2012年5月28日月曜日

エルム街の悪夢

世界一需要の高い悪夢。

エルム街の悪夢('84)
監督:ウェス・クレイヴン
出演:ロバート・イングランド、ヘザー・ランゲンカンプ

 


私事ながら、こいつについてどう語ろうかとああだこうだ考えていた矢先、先代PCが突如ブラックアウトしてしまいました。
そこからデータを救出したり、新規PCを探したり、iTunes移行やプロバイダ変更でいろいろトラブル生じたりしながら、1か月越しでようやく活動再開。
PC界隈の機器&ソフトウェア諸君、そんなにこいつがキライですか?

その名はフレッド・クルーガー。(『フレディ』という呼び名が定着するのは3作目から)
生前は幼児連続殺人犯、死後は高校生連続殺人犯。
焼けただれた皮膚、帽子に赤と緑のボーダーセーターという出で立ちで、右手には鉤爪。
犠牲者はじわじわ追い詰めるのが好き。恐怖心やトラウマをつっつくのも好き。
特にお気に入りの標的(=女の子限定。特にヒロイン)は、時間かけていじめるのが大好き。
羅列してみると、ことごとくゲスな変質者である。しかし、そんな奴が主役のシリーズものが7作も作られ、グッズもたくさん作られ、もう1人のホラーアイコンと対決という名のジャレ合いを繰り広げる番外編まで作られちゃうんだから、世界一愛されてる変質者かもしれない。

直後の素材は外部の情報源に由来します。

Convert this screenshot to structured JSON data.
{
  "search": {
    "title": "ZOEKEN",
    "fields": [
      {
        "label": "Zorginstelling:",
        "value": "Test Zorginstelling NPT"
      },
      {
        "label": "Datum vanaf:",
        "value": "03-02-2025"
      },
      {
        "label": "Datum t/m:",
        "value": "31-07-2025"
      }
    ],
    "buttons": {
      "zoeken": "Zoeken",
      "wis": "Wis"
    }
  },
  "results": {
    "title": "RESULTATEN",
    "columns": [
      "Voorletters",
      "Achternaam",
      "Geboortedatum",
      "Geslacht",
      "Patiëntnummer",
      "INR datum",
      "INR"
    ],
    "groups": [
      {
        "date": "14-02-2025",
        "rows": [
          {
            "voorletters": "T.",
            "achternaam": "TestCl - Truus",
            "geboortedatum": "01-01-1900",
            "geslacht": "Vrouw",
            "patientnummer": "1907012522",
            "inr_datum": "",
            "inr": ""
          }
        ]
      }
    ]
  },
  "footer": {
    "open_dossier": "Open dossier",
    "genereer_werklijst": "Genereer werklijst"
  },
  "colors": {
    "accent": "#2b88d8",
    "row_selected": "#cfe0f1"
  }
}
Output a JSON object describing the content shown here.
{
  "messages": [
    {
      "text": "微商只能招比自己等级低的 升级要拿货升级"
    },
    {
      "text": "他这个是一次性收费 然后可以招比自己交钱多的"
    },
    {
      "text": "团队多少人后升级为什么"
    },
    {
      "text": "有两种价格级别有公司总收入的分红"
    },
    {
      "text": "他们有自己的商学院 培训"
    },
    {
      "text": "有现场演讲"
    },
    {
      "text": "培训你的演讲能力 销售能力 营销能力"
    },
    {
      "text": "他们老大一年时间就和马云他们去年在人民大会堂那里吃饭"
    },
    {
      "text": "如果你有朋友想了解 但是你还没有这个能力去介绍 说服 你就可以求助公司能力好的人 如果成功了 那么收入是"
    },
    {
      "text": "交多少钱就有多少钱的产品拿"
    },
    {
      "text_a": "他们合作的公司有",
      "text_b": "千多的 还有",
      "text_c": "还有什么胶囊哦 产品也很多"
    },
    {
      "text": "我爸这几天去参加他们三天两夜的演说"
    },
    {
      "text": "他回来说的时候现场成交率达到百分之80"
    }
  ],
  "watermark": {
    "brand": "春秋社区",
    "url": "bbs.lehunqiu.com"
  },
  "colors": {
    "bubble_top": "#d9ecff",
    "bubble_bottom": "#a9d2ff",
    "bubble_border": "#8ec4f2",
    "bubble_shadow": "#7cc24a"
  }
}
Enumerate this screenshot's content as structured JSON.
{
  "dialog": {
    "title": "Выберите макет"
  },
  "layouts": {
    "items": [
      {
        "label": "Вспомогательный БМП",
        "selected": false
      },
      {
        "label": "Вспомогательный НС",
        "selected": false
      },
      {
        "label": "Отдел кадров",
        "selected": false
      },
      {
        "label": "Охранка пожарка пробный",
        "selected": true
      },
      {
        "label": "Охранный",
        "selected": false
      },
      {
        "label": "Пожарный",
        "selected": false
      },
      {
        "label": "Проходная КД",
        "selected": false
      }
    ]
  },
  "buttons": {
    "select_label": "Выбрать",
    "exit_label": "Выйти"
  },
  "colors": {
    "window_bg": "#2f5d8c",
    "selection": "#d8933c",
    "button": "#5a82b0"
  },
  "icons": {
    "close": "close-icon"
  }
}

フレディの最大の強みは、出没ポイントが夢の中ということ。ひとたび眠りに落ちれば、そこから先はフレディの独壇場。生前のフレディと因縁深いボイラー室に誘い込むこともできるし、好きなところから出没できる。夢でケガを負わされれば現実でも傷が付き、夢で殺されれば現実でも死ぬ。
死なないためには眠ってはいけない。しかし、人間眠らないわけにはいかない。授業中や入浴中にウトウトした隙に、フレディの術中にはまってしまう。さらに、「すでに死んだ男に夢の中で殺された」なんて状況は、大人たちには到底信じてもらえない。かくして、親友たちを次々と殺されていったヒロインのナンシーは、最後の手段としてフレディを夢から現実に引きずり出し、トラップにかけようとするが……。
一応スラッシャーものに部類されているとはいえ、近年のホラーに比べれば特殊効果は安いし、グロ度は低いし、異常に空気が張りつめてるわけでもない本作。ただ、味方がほとんどいない中、相手のフィールドで孤立無援の戦いを強いられるという程よい緊張感、天井を転がる犠牲者やベッドから吹き出す血柱などCGがないなりの面白い演出もある。
どこからが始まりなのか分からない悪夢の不気味さも普遍的だ。特にクライマックスは、夢と現実の境が限りなくあいまいで、ある種現実的な不安感すら漂う。

とはいえ、エルム街シリーズにおいて、フレディのキャラクターほど普遍的なものはない。
前述の通り、フレディはどこをどう切っても最低な変質者だが、変質者にしてはブラックユーモアのセンスが優れている。後のシリーズに比べれば口数は少ないほうだが、口を開けばベロベロ舌か、うっかり感心してしまうほど悪趣味なセリフが出てくる。そのため、回を追うごとに残酷さよりもコミカルさにスポットが当たったキャラになっていくのだが。演じるロバート・イングランド自身のキャラクターが、だんだんフレディと同化していったのだろうか。
また、恐怖心を突くのも得意なので、意味なく腕を伸ばしてみせたり、神出鬼没だったり、死んだ親友の幻を見せつけたりと、演出上手でもある。最も秀逸な、姿を見せずに鉤爪の引っ掻き音だけ響かせるビビらせ効果は、その後のシリーズに脈々と受け継がれた。
こうした特技がより活きるのは、やはり相手が女子の場合。しかも、バスタブの中から出没したり、受話器から口元をベロベロしたり、自ら飛びついて殺しにかかったり、ほとんどセクハラの域じゃないかいとツッコみたくなるほどの高いモチベーションを見せてくれます。
ちなみに、歴代男子勢の中でフレディが仕留めた一番の大物は、本作でナンシーのボーイフレンドを演じていたデビューしたてのジョニー・デップ……というのは映画好きの間で有名な話。

もちろん、こいつのそういう姑息でお喋りで陰険なとこが嫌いって方も多いだろうけど、好きな人にとってはそういう性格も含め、ブラックユーモアやセルフプロデュース能力、ややもするとグロテスクなあの見た目さえチャームポイント。(ロバートさん自身の魅力のおかげって面もありますが)
私のPC周辺機器やソフトには嫌われてるかもしれないけど、私は好きですよ。